Un amendement au projet de loi de santé, adopté le 19 mars par la Commission des affaires sociales de l’Assemblé, propose de rédiger ainsi l’article L. 4393‑8 du Code de la santé publique (CSP) :
« La profession d’assistant dentaire consiste à assister le chirurgien-dentiste ou le médecin exerçant dans le champ de la chirurgie dentaire dans son activité professionnelle, sous sa responsabilité et son contrôle effectif. Dans ce cadre, l’assistant dentaire contribue aux activités de prévention et d’éducation pour la santé dans le domaine bucco-dentaire. » Le même article soumet les assistants dentaires au secret professionnel. Enfin ! Le projet de loi ainsi amendé passera en première lecture à l’Assemblée nationale à partir du 31 mars. Il devra être voté par les députés puis dans les mêmes termes par les sénateurs. L’amendement aujourd’hui adopté reprend les termes de l’article déjà proposé lors du vote de la loi Fourcade au Parlement en 2011.
Il prévoit de réserver l’exercice de la profession aux seules personnes titulaires du titre de formation française.

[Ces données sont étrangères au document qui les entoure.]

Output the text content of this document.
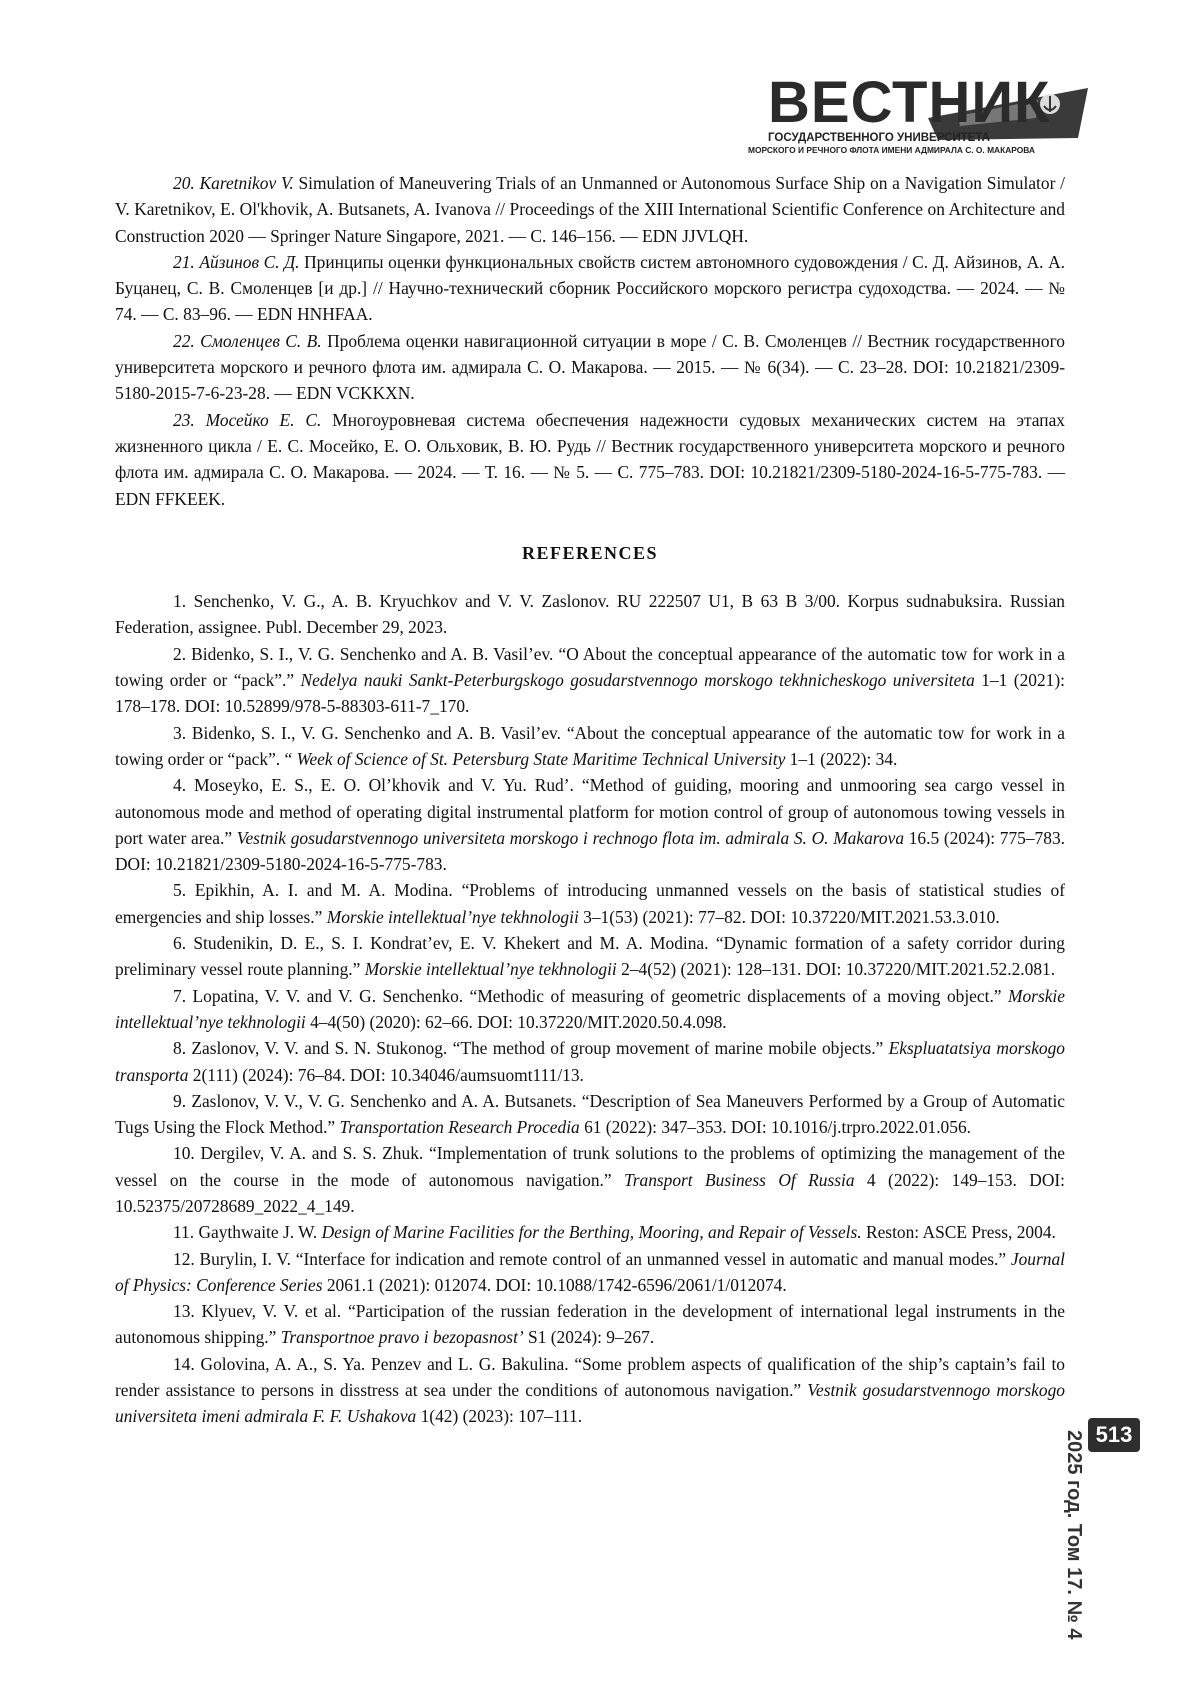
ВЕСТНИК
ГОСУДАРСТВЕННОГО УНИВЕРСИТЕТА
МОРСКОГО И РЕЧНОГО ФЛОТА ИМЕНИ АДМИРАЛА С. О. МАКАРОВА

20. Karetnikov V. Simulation of Maneuvering Trials of an Unmanned or Autonomous Surface Ship on a Navigation Simulator / V. Karetnikov, E. Ol'khovik, A. Butsanets, A. Ivanova // Proceedings of the XIII International Scientific Conference on Architecture and Construction 2020 — Springer Nature Singapore, 2021. — С. 146–156. — EDN JJVLQH.

21. Айзинов С. Д. Принципы оценки функциональных свойств систем автономного судовождения / С. Д. Айзинов, А. А. Буцанец, С. В. Смоленцев [и др.] // Научно-технический сборник Российского морского регистра судоходства. — 2024. — № 74. — С. 83–96. — EDN HNHFAA.

22. Смоленцев С. В. Проблема оценки навигационной ситуации в море / С. В. Смоленцев // Вестник государственного университета морского и речного флота им. адмирала С. О. Макарова. — 2015. — № 6(34). — С. 23–28. DOI: 10.21821/2309-5180-2015-7-6-23-28. — EDN VCKKXN.

23. Мосейко Е. С. Многоуровневая система обеспечения надежности судовых механических систем на этапах жизненного цикла / Е. С. Мосейко, Е. О. Ольховик, В. Ю. Рудь // Вестник государственного университета морского и речного флота им. адмирала С. О. Макарова. — 2024. — Т. 16. — № 5. — С. 775–783. DOI: 10.21821/2309-5180-2024-16-5-775-783. — EDN FFKEEK.

REFERENCES

1. Senchenko, V. G., A. B. Kryuchkov and V. V. Zaslonov. RU 222507 U1, B 63 B 3/00. Korpus sudnabuksira. Russian Federation, assignee. Publ. December 29, 2023.

2. Bidenko, S. I., V. G. Senchenko and A. B. Vasil’ev. “O About the conceptual appearance of the automatic tow for work in a towing order or “pack”.” Nedelya nauki Sankt-Peterburgskogo gosudarstvennogo morskogo tekhnicheskogo universiteta 1–1 (2021): 178–178. DOI: 10.52899/978-5-88303-611-7_170.

3. Bidenko, S. I., V. G. Senchenko and A. B. Vasil’ev. “About the conceptual appearance of the automatic tow for work in a towing order or “pack”. “ Week of Science of St. Petersburg State Maritime Technical University 1–1 (2022): 34.

4. Moseyko, E. S., E. O. Ol’khovik and V. Yu. Rud’. “Method of guiding, mooring and unmooring sea cargo vessel in autonomous mode and method of operating digital instrumental platform for motion control of group of autonomous towing vessels in port water area.” Vestnik gosudarstvennogo universiteta morskogo i rechnogo flota im. admirala S. O. Makarova 16.5 (2024): 775–783. DOI: 10.21821/2309-5180-2024-16-5-775-783.

5. Epikhin, A. I. and M. A. Modina. “Problems of introducing unmanned vessels on the basis of statistical studies of emergencies and ship losses.” Morskie intellektual’nye tekhnologii 3–1(53) (2021): 77–82. DOI: 10.37220/MIT.2021.53.3.010.

6. Studenikin, D. E., S. I. Kondrat’ev, E. V. Khekert and M. A. Modina. “Dynamic formation of a safety corridor during preliminary vessel route planning.” Morskie intellektual’nye tekhnologii 2–4(52) (2021): 128–131. DOI: 10.37220/MIT.2021.52.2.081.

7. Lopatina, V. V. and V. G. Senchenko. “Methodic of measuring of geometric displacements of a moving object.” Morskie intellektual’nye tekhnologii 4–4(50) (2020): 62–66. DOI: 10.37220/MIT.2020.50.4.098.

8. Zaslonov, V. V. and S. N. Stukonog. “The method of group movement of marine mobile objects.” Ekspluatatsiya morskogo transporta 2(111) (2024): 76–84. DOI: 10.34046/aumsuomt111/13.

9. Zaslonov, V. V., V. G. Senchenko and A. A. Butsanets. “Description of Sea Maneuvers Performed by a Group of Automatic Tugs Using the Flock Method.” Transportation Research Procedia 61 (2022): 347–353. DOI: 10.1016/j.trpro.2022.01.056.

10. Dergilev, V. A. and S. S. Zhuk. “Implementation of trunk solutions to the problems of optimizing the management of the vessel on the course in the mode of autonomous navigation.” Transport Business Of Russia 4 (2022): 149–153. DOI: 10.52375/20728689_2022_4_149.

11. Gaythwaite J. W. Design of Marine Facilities for the Berthing, Mooring, and Repair of Vessels. Reston: ASCE Press, 2004.

12. Burylin, I. V. “Interface for indication and remote control of an unmanned vessel in automatic and manual modes.” Journal of Physics: Conference Series 2061.1 (2021): 012074. DOI: 10.1088/1742-6596/2061/1/012074.

13. Klyuev, V. V. et al. “Participation of the russian federation in the development of international legal instruments in the autonomous shipping.” Transportnoe pravo i bezopasnost’ S1 (2024): 9–267.

14. Golovina, A. A., S. Ya. Penzev and L. G. Bakulina. “Some problem aspects of qualification of the ship’s captain’s fail to render assistance to persons in disstress at sea under the conditions of autonomous navigation.” Vestnik gosudarstvennogo morskogo universiteta imeni admirala F. F. Ushakova 1(42) (2023): 107–111.

2025 год. Том 17. № 4 513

« Les modalités de la formation et notamment les conditions d’accès, le référentiel des compétences ainsi que les modalités de délivrance de ce titre sont fixés par arrêté du Ministre chargé de la santé, après avis conforme
d’une commission comprenant des représentants de l’État et des partenaires sociaux représentant les chirurgiens-dentistes et les assistants dentaires, dont la composition est fixée par décret. » De quoi structurer
la profession d’assistant(e) dentaire. L’article contenu dans la Loi Fourcade avait été adopté par le Parlement, mais finalement retoqué par le Conseil constitutionnel, non sur le fond, mais sur la forme.
Les “sages” avaient estimé que l’objet de cet article n’avait pas de lien direct avec le texte initial de la loi. Il ne reste plus qu’à espérer que cet amendement ne vive pas le même sort.
Quels seront les avantages d’une inscription au CSP ? D’abord la possibilité de créer des passerelles aujourd’hui inexistantes entre cabinets libéraux, hôpitaux et centres de santé. Car l’inscription au CSP cela veut dire obtenir un diplôme unique reconnu par l’État et donc valable en toutes circonstances.
Cette reconnaissance officielle entraînera une revalorisation du métier et probablement la mise en place de délégations de tâches et peut-être à terme la création du fameux métier d’hygiéniste.
Le passage dans le CSP pourrait donc aussi sécuriser les assistant(e)s dans leur métier et leur donner
la possibilité de « faire carrière » avec des évolutions de postes.